The bullied punches himself for one year. Four five years. For ten years, thirty years – he’s not a child anymore, but he keeps hitting himself. One hundred years, two thousand years. There’s something wrong with this kid, and not just the fact that he’s apparently immortal.
It’s ridiculous to punch yourself in the face for two seconds, let alone two thousand years. And yet, this is what many Christians do when it comes to New Testament prophecy. No one is forcing us to get prophecy desperately and terribly wrong, harming our testimony in the eyes of the world, and yet we love to do it to ourselves.
I’m sure you already know some examples of this, or at least, I’m sure you can think of some. How many times was the world definitely certainly without a doubt supposed to end within your lifetime? How many “prophecy experts” had definite conclusive biblical proof that the Anti-Christ was living among us?
Unless you’re a newly formed zygote, you can probably think of a few. Within the last decade, we’ve had Ronald Weinland, Jack Van Impe, and Mark Biltz all fail publicly and spectacularly to predict the date of the Second Coming. Go back a few decades and you have books like 88 Reasons Why the Rapture Could Be in 1988 and 1994? (proposed subtitle: No).

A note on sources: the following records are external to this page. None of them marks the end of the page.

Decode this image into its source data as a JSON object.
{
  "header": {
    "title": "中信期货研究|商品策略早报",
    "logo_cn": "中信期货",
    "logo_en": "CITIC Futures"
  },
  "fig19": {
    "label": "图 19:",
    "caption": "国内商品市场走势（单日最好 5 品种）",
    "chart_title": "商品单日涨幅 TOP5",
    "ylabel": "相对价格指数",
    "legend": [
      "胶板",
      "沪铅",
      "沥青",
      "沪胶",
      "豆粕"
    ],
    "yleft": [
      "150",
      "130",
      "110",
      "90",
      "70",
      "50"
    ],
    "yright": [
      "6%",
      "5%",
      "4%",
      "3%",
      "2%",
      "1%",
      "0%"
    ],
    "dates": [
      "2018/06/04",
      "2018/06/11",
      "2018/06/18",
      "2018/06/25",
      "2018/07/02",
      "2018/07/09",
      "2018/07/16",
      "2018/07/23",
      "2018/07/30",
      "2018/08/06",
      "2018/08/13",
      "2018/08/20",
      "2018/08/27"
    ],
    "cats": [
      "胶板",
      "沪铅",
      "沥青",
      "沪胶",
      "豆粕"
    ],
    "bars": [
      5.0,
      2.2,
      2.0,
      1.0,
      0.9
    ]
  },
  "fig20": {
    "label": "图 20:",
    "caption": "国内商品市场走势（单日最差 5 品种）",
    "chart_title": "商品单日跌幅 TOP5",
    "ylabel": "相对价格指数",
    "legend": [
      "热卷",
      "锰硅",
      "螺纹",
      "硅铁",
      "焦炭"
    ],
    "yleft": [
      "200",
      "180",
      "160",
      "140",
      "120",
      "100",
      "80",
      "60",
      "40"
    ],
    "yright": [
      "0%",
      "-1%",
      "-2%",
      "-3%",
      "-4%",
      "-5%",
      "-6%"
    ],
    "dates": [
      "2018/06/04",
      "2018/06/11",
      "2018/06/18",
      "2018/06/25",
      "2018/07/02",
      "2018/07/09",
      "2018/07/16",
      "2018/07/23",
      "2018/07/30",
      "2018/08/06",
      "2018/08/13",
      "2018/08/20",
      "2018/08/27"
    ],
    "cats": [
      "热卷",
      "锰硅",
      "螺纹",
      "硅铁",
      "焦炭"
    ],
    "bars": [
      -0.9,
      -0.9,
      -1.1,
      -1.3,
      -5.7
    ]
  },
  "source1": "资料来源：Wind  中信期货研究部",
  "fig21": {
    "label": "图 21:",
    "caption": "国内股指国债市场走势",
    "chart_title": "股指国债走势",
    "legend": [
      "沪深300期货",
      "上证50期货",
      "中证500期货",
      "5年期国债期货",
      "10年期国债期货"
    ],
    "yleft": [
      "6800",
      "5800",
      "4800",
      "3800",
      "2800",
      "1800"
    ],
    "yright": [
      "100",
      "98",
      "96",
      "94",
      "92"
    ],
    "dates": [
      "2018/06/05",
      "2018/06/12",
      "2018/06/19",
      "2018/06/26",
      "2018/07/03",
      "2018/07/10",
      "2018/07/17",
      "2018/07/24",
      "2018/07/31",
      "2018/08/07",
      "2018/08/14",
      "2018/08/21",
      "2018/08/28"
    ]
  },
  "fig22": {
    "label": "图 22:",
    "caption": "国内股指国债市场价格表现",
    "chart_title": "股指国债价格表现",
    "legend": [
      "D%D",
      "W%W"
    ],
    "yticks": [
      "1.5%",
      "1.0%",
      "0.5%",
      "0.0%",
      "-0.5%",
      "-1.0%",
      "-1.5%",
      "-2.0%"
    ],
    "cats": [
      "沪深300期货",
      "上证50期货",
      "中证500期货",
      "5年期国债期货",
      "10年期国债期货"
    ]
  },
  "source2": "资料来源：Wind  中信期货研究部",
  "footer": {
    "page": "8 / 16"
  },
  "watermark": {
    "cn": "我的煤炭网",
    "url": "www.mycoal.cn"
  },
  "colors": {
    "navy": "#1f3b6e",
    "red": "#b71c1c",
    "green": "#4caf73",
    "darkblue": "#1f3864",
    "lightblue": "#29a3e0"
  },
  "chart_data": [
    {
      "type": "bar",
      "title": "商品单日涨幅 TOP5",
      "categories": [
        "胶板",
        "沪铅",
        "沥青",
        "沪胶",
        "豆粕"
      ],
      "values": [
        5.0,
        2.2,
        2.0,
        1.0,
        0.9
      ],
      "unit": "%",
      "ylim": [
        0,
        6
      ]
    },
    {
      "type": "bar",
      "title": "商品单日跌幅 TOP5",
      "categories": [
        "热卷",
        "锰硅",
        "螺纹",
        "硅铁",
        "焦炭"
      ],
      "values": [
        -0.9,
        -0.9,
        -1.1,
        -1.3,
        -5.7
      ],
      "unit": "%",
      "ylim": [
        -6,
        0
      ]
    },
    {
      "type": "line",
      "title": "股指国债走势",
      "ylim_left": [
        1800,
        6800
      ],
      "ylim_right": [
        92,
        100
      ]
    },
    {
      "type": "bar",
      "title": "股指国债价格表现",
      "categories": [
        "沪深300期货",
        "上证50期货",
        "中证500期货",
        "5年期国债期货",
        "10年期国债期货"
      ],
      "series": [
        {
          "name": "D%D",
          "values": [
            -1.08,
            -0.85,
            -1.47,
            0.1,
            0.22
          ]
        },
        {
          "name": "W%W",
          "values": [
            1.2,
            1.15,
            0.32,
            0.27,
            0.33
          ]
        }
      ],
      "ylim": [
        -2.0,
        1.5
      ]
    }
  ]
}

And this is far from a recent development in Christendom. The world was supposed to end in 1972, 1935, 1901, 1891, 1861, 1844, 1700, 1673, 1533, 1370, 1260, 1000, 793, and 500. And that’s the short list.
But Christians have been getting the words of Jesus wrong all the back from the beginning, even in the Bible itself. Check out this exchange from the gospel of John:
Peter, seeing him, said to Jesus, “But Lord, what about this man?”
Jesus said to him, “If I will that he remain till I come, what is that to you? You follow Me.”
Then this saying went out among the brethren that this disciple would not die. Yet Jesus did not say to him that he would not die, but, “If I will that he remain till I come, what is that to you?”
There were so many people who thought John would live until the Second Coming in the early church that John had to write in a note about how that wasn’t true in the Bible itself. This means that stupid theories about the Second Coming are older than the New Testament. In fact, given the timing of this conversation, it’s entirely possible Christians were formulating bad theories about the Second Coming before they were called “Christians” (see Acts 11:26).